Direitas. É perfeitamente possível a direita demarcar-se do Chega e expor o vazio do seu discurso, conforme fez ontem o líder da IL. Mas é preciso querer. Quanto a Ventura, é sempre tóxico e sempre mais do mesmo. Não admira que, como dizia ontem Cotrim, durante o debate a dois, “ninguém queira” entender-se com o Chega - não é por haver “um arranjo” ou porque “o sistema”. É mesmo porque Ventura é infrequentável. Mas apresenta-se quase sempre bem preparado nos debates para disparar sobre cada adversário, que é o seu único objetivo (como ontem, quando confrontou Cotrim com a proposta da IL de obrigar os alunos do ensino superior a pagar os respetivos cursos).

 

Tendência inverno 2022. Há uma curiosa tendência nestes debates: a atenção de cada interveniente aos programas dos adversários. Alguns, como Ventura, usam essa arma para atacar o adversário, e para fugir a falar do próprio programa (o do Chega tem 9 páginas, que não passam de uma colagem de soundbites desgarrados).
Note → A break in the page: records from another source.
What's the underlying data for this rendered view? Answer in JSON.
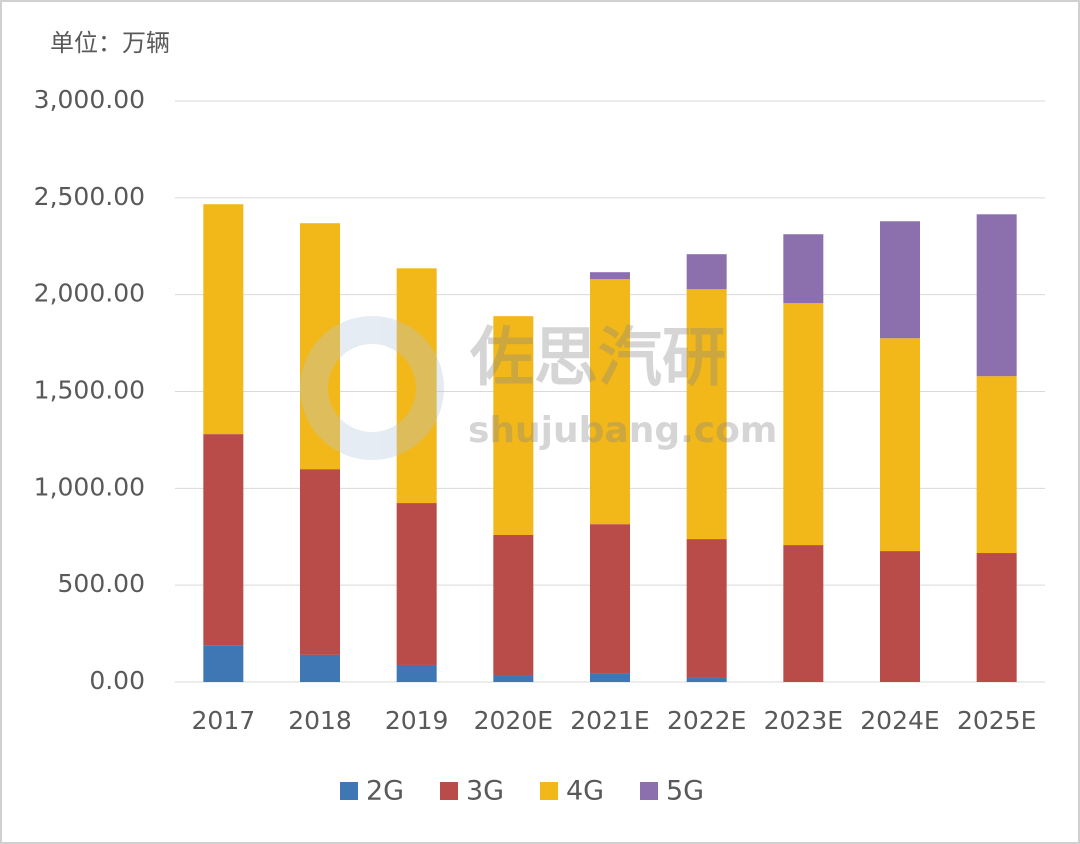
{
  "chart_data": {
    "type": "stacked_bar",
    "unit_label": "单位：万辆",
    "watermark": {
      "title": "佐思汽研",
      "url": "shujubang.com"
    },
    "categories": [
      "2017",
      "2018",
      "2019",
      "2020E",
      "2021E",
      "2022E",
      "2023E",
      "2024E",
      "2025E"
    ],
    "series": [
      {
        "name": "2G",
        "color": "#3f76b4",
        "values": [
          190,
          140,
          88,
          36,
          46,
          21,
          0,
          0,
          0
        ]
      },
      {
        "name": "3G",
        "color": "#b94b48",
        "values": [
          1090,
          959,
          836,
          723,
          769,
          717,
          707,
          676,
          666
        ]
      },
      {
        "name": "4G",
        "color": "#f2b718",
        "values": [
          1187,
          1270,
          1212,
          1130,
          1265,
          1290,
          1249,
          1099,
          913
        ]
      },
      {
        "name": "5G",
        "color": "#8b70ad",
        "values": [
          0,
          0,
          0,
          0,
          36,
          181,
          356,
          604,
          836
        ]
      }
    ],
    "ylim": [
      0,
      3000
    ],
    "yticks": [
      {
        "value": 0,
        "label": "0.00"
      },
      {
        "value": 500,
        "label": "500.00"
      },
      {
        "value": 1000,
        "label": "1,000.00"
      },
      {
        "value": 1500,
        "label": "1,500.00"
      },
      {
        "value": 2000,
        "label": "2,000.00"
      },
      {
        "value": 2500,
        "label": "2,500.00"
      },
      {
        "value": 3000,
        "label": "3,000.00"
      }
    ],
    "grid": true,
    "legend": "bottom"
  }
}
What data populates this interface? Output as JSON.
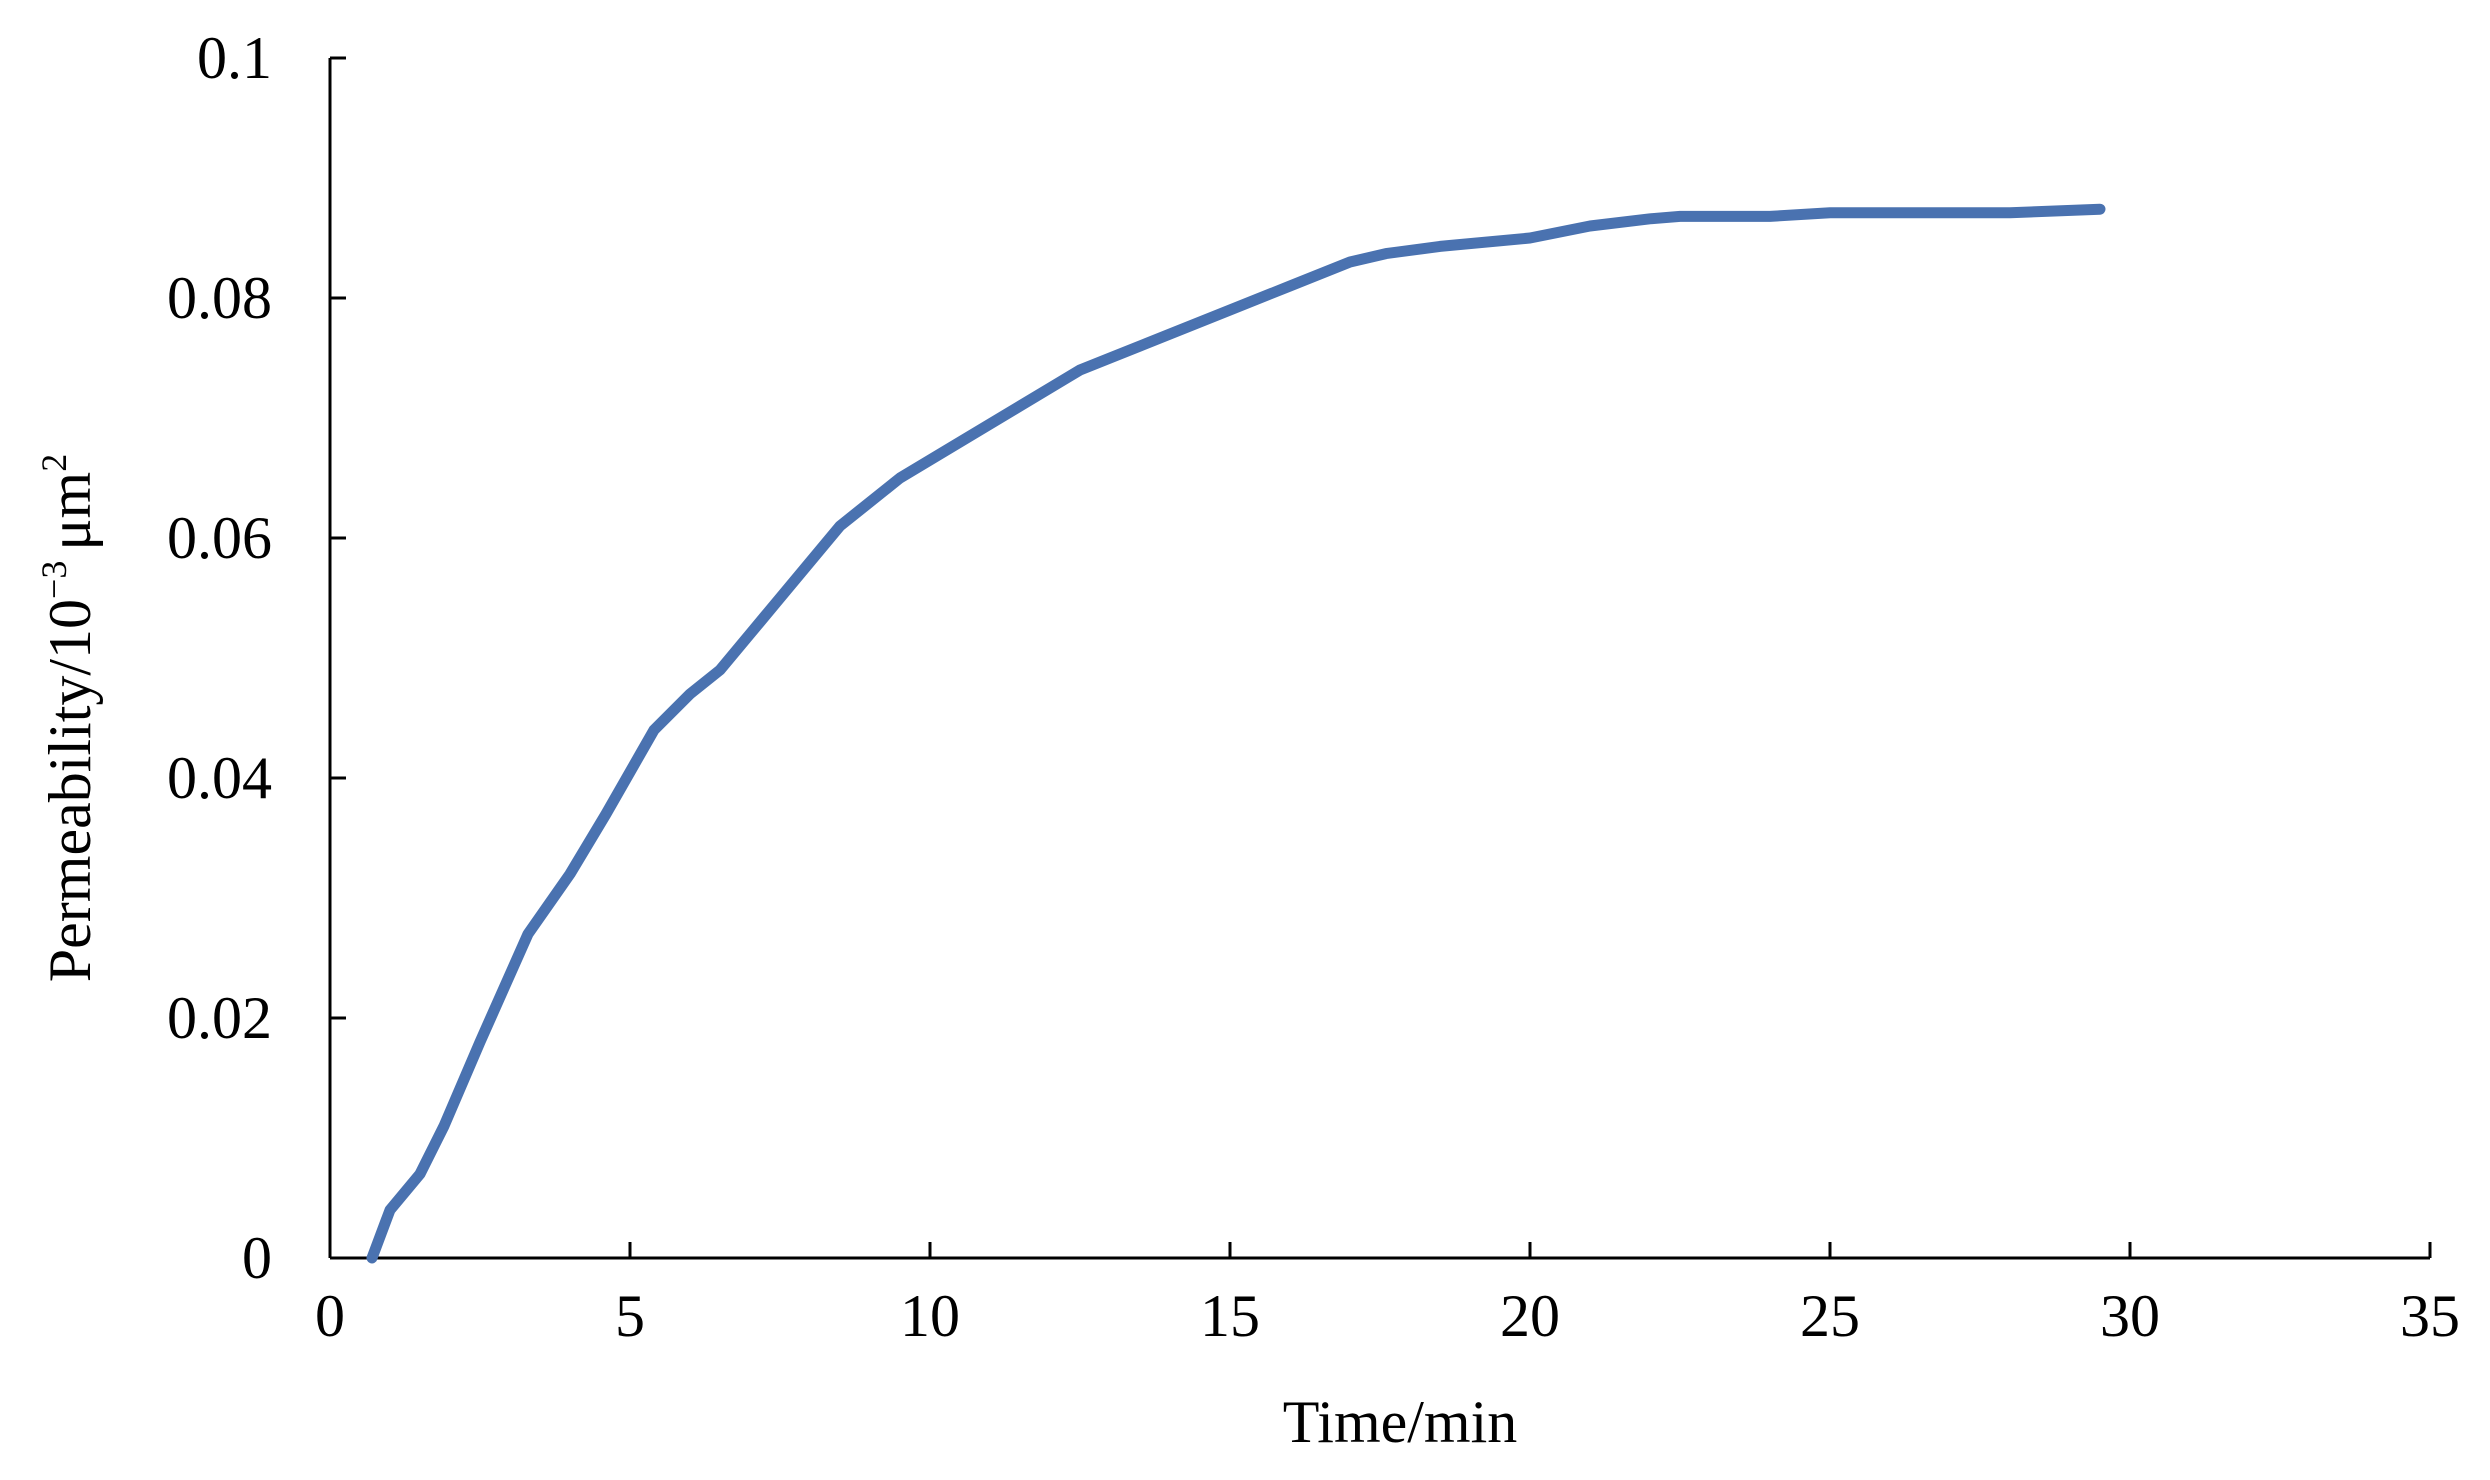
{
  "chart_data": {
    "type": "line",
    "xlabel": "Time/min",
    "ylabel": {
      "prefix": "Permeability/10",
      "exponent": "−3",
      "unit": "μm",
      "unit_exponent": "2"
    },
    "xlim": [
      0,
      35
    ],
    "ylim": [
      0,
      0.1
    ],
    "x_ticks": [
      0,
      5,
      10,
      15,
      20,
      25,
      30,
      35
    ],
    "x_tick_labels": [
      "0",
      "5",
      "10",
      "15",
      "20",
      "25",
      "30",
      "35"
    ],
    "y_ticks": [
      0,
      0.02,
      0.04,
      0.06,
      0.08,
      0.1
    ],
    "y_tick_labels": [
      "0",
      "0.02",
      "0.04",
      "0.06",
      "0.08",
      "0.1"
    ],
    "grid": false,
    "legend": "none",
    "series": [
      {
        "color": "#4a72b0",
        "x": [
          0.7,
          1.0,
          1.5,
          1.9,
          2.5,
          3.3,
          4.0,
          4.6,
          5.4,
          6.0,
          6.5,
          7.0,
          7.5,
          8.5,
          9.5,
          10.5,
          11.5,
          12.5,
          13.0,
          14.0,
          15.0,
          16.0,
          17.0,
          17.6,
          18.5,
          20.0,
          21.0,
          22.0,
          22.5,
          24.0,
          25.0,
          26.5,
          28.0,
          29.5
        ],
        "y": [
          0.0,
          0.004,
          0.007,
          0.011,
          0.018,
          0.027,
          0.032,
          0.037,
          0.044,
          0.047,
          0.049,
          0.052,
          0.055,
          0.061,
          0.065,
          0.068,
          0.071,
          0.074,
          0.075,
          0.077,
          0.079,
          0.081,
          0.083,
          0.0837,
          0.0843,
          0.085,
          0.086,
          0.0866,
          0.0868,
          0.0868,
          0.0871,
          0.0871,
          0.0871,
          0.0874
        ]
      }
    ]
  }
}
Noutros casos, o uso dos programas eleitorais alheios como arma de arremesso por vezes permite debates interessantes sobre diferentes visões do mundo. Apesar de tudo, quando tantas vezes nos queixamos de haver politiquice a mais e políticas a menos na campanha eleitoral, discutirem-se programas eleitorais é um ganho. Ou então, fui eu que acordei excessivamente otimista.